Затем, вжавшись в пахнущую разнотравьем землю, обкалываясь часто растущим здесь чертополохом, он подполз к едва приметному брустверу. Голоса стали чуть громче, но вместе с тем – еще более неразборчивыми. И трижды повторился странный смех. Он мог звучать именно так, если бы смеющийся находился за сотню шагов и будто парил над поляной, Славин даже вскинул взгляд к небу, где ползли ленивые, безучастные ко всем людским страстям облака.
Но вот осталась последняя сажень. Прапорщик, приготовив к стрельбе наган, осторожно заглянул за бруствер. И обомлел от жуткого зрелища, что представилось ему во впадинке.
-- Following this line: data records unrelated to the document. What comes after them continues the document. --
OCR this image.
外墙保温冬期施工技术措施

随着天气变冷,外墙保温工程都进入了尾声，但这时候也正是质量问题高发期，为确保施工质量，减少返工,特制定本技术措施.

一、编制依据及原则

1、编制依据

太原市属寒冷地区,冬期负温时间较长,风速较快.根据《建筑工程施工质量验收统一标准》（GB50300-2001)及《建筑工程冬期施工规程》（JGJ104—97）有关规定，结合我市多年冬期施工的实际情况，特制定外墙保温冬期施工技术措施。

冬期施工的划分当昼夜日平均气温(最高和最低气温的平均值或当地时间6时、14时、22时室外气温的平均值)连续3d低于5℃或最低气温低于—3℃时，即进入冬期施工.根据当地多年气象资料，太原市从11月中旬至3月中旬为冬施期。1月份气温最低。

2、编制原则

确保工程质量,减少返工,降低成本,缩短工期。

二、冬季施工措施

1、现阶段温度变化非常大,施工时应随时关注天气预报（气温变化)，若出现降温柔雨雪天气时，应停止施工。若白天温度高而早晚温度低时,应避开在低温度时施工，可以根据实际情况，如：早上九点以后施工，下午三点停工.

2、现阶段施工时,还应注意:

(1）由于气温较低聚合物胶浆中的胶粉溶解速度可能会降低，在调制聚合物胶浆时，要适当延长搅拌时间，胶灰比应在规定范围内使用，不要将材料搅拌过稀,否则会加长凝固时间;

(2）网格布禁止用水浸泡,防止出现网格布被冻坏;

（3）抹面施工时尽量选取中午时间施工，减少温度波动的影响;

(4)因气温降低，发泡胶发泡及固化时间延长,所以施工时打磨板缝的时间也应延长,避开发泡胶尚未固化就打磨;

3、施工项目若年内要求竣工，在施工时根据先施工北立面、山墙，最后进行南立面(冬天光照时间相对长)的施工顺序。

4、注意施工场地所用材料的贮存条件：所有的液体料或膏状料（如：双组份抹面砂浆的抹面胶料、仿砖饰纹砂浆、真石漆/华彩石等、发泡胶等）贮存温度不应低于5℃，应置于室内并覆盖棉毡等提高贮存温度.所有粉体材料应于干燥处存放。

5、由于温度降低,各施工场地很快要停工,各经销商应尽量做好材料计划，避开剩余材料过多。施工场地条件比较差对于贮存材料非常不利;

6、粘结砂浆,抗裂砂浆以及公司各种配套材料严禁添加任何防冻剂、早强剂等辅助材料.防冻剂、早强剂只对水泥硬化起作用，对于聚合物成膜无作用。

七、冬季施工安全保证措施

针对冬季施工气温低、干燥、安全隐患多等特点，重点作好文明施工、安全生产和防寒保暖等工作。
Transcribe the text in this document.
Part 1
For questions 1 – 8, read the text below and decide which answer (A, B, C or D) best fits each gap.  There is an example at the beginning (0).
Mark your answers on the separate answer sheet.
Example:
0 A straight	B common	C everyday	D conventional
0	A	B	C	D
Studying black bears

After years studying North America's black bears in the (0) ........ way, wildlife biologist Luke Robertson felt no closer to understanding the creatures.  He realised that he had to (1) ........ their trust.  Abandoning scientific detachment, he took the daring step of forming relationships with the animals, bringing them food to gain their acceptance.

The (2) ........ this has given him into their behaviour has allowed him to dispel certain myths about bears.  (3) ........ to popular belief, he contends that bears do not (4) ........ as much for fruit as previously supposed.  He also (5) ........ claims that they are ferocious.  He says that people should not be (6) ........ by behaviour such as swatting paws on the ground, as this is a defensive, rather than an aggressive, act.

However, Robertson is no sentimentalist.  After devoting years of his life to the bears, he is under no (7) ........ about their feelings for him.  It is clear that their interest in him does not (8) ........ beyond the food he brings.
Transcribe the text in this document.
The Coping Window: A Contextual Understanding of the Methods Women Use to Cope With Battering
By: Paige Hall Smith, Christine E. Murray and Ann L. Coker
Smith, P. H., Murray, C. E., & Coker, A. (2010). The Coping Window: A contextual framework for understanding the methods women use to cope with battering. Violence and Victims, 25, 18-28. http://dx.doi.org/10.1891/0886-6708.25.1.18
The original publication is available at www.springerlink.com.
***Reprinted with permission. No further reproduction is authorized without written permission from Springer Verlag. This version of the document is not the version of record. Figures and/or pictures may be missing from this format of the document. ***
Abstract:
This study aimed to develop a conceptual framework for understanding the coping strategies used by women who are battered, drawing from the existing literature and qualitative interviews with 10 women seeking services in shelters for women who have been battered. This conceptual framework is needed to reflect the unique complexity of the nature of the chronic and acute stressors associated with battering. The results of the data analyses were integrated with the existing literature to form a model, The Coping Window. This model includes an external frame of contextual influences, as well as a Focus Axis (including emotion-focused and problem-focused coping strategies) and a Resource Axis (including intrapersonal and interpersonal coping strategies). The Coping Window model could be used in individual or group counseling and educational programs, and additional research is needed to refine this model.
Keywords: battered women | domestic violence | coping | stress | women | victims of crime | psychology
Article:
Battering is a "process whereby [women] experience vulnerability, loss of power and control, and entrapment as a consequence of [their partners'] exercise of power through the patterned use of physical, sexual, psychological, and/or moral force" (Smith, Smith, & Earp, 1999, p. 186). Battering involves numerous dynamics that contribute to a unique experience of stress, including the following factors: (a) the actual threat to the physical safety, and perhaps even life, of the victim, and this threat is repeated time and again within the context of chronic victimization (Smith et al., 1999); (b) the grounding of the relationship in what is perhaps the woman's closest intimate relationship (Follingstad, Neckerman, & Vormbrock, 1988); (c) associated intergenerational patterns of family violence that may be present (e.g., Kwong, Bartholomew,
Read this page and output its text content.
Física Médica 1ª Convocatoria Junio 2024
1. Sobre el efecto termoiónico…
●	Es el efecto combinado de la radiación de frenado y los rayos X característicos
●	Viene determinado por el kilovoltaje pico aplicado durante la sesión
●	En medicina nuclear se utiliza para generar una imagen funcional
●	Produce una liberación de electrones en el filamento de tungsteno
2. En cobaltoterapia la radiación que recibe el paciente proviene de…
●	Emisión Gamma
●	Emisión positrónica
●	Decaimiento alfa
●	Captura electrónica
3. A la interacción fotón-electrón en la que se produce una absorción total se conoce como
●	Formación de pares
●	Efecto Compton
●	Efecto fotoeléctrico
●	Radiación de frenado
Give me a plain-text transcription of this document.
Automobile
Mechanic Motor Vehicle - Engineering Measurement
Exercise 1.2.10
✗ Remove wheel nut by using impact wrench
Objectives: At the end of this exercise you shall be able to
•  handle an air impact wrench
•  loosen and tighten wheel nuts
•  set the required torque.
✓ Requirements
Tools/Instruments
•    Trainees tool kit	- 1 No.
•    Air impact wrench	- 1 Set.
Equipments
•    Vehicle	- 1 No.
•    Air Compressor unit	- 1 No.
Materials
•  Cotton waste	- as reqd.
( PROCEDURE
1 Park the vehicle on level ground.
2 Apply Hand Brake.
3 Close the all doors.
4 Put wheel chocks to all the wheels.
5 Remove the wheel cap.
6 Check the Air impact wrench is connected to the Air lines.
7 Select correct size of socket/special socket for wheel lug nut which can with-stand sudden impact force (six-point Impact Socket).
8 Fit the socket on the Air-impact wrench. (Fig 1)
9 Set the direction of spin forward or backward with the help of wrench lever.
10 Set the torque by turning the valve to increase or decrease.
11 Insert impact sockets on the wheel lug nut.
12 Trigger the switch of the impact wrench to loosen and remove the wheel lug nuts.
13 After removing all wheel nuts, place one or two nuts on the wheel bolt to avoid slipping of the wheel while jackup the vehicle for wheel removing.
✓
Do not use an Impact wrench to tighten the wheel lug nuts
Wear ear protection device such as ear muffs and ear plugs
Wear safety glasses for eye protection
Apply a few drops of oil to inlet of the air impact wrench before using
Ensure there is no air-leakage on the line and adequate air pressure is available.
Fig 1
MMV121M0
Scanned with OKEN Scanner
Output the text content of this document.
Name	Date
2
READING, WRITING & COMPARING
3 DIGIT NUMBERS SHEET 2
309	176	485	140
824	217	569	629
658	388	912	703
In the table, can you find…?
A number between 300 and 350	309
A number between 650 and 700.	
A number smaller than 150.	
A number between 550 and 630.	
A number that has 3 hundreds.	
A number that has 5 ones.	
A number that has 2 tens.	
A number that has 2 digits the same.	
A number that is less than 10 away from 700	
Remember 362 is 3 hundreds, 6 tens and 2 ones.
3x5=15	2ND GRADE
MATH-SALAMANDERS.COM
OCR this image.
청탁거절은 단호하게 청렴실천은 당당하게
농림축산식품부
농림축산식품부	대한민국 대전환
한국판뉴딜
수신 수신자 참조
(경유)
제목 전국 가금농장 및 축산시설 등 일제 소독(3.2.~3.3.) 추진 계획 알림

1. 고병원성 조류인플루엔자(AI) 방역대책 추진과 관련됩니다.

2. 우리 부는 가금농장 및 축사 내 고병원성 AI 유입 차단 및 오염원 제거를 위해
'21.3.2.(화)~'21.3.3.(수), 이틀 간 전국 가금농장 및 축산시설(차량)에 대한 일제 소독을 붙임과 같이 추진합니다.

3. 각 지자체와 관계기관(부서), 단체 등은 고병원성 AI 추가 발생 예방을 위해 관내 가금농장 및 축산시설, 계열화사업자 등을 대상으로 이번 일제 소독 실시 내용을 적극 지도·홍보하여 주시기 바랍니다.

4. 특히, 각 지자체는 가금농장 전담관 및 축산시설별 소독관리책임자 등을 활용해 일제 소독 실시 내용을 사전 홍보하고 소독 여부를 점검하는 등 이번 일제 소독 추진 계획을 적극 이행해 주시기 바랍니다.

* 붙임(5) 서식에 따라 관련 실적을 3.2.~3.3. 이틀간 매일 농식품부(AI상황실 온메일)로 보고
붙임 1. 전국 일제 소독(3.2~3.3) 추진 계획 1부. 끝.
Позиция была прикрыта сетью со вплетенными ветвями и листьями, отчего ее невозможно было заметить с аэроплана. Там, опираясь один на другого и на земляные насыпи, вокруг разбитых орудий полусидели, полулежали мертвые артиллеристы. Один, второй, третий, четвертый, пятый… Славин поначалу не смог воспринять картину как что-то реальное, ему почудилось, будто это такой особый маскарад, и что среди мертвых скрываются настоящие пушкари, готовые снова произвести выстрел по сигналу невидимого корректировщика. Но живых тут не было. Время и падальщики сделали свое дело, картина смерти ужасала, полуразложившиеся трупы смердели, странно, что раньше никто не заметил этого запаха, ведь он разносился на большое расстояние. Седьмой, восьмой, десятый, – считал и считал Славин. Три орудия. Три расчета по четыре человека, всего двенадцать. Полуистлевшая форма, лохмотья, колышущиеся на ветру, – казалось, будто мертвые шевелились. Окоченевшие руки подносчика мертвой хваткой вцепились в снаряд, офицер склонился над картой огня, стрелок положил руку на затвор… Славину даже почудилось, будто он слышит потрескивание спускового механизма, готового ударить по капсюлю и отправить гранату в полет к другому берегу, хотя ствол орудия перекорежило разрывом, и он съехал набок. Ветер, протиснувшись под маскировочную сеть, пролетая над пушечными лафетами, словно играл с мертвецами, трогал их за погоны, за пуговицы, не пугаясь жутких посиневших провалов глазниц. Ветер издавал звуки, схожие с речью, потому что его резало острыми углами зарядных ящиков и краями стреляных гильз. Мертвый мутный глаз командира, казалось, уставился прямо на Славина, будто вопрошая, а что ты тут делаешь, на моей позиции? Славин содрогнулся – на него взглянула сама вечность, обрисовав всю тщетность бытия и скоротечность жизни. Осторожно, боясь потревожить чуткое забвение непогребенных тел, прапорщик пополз обратно.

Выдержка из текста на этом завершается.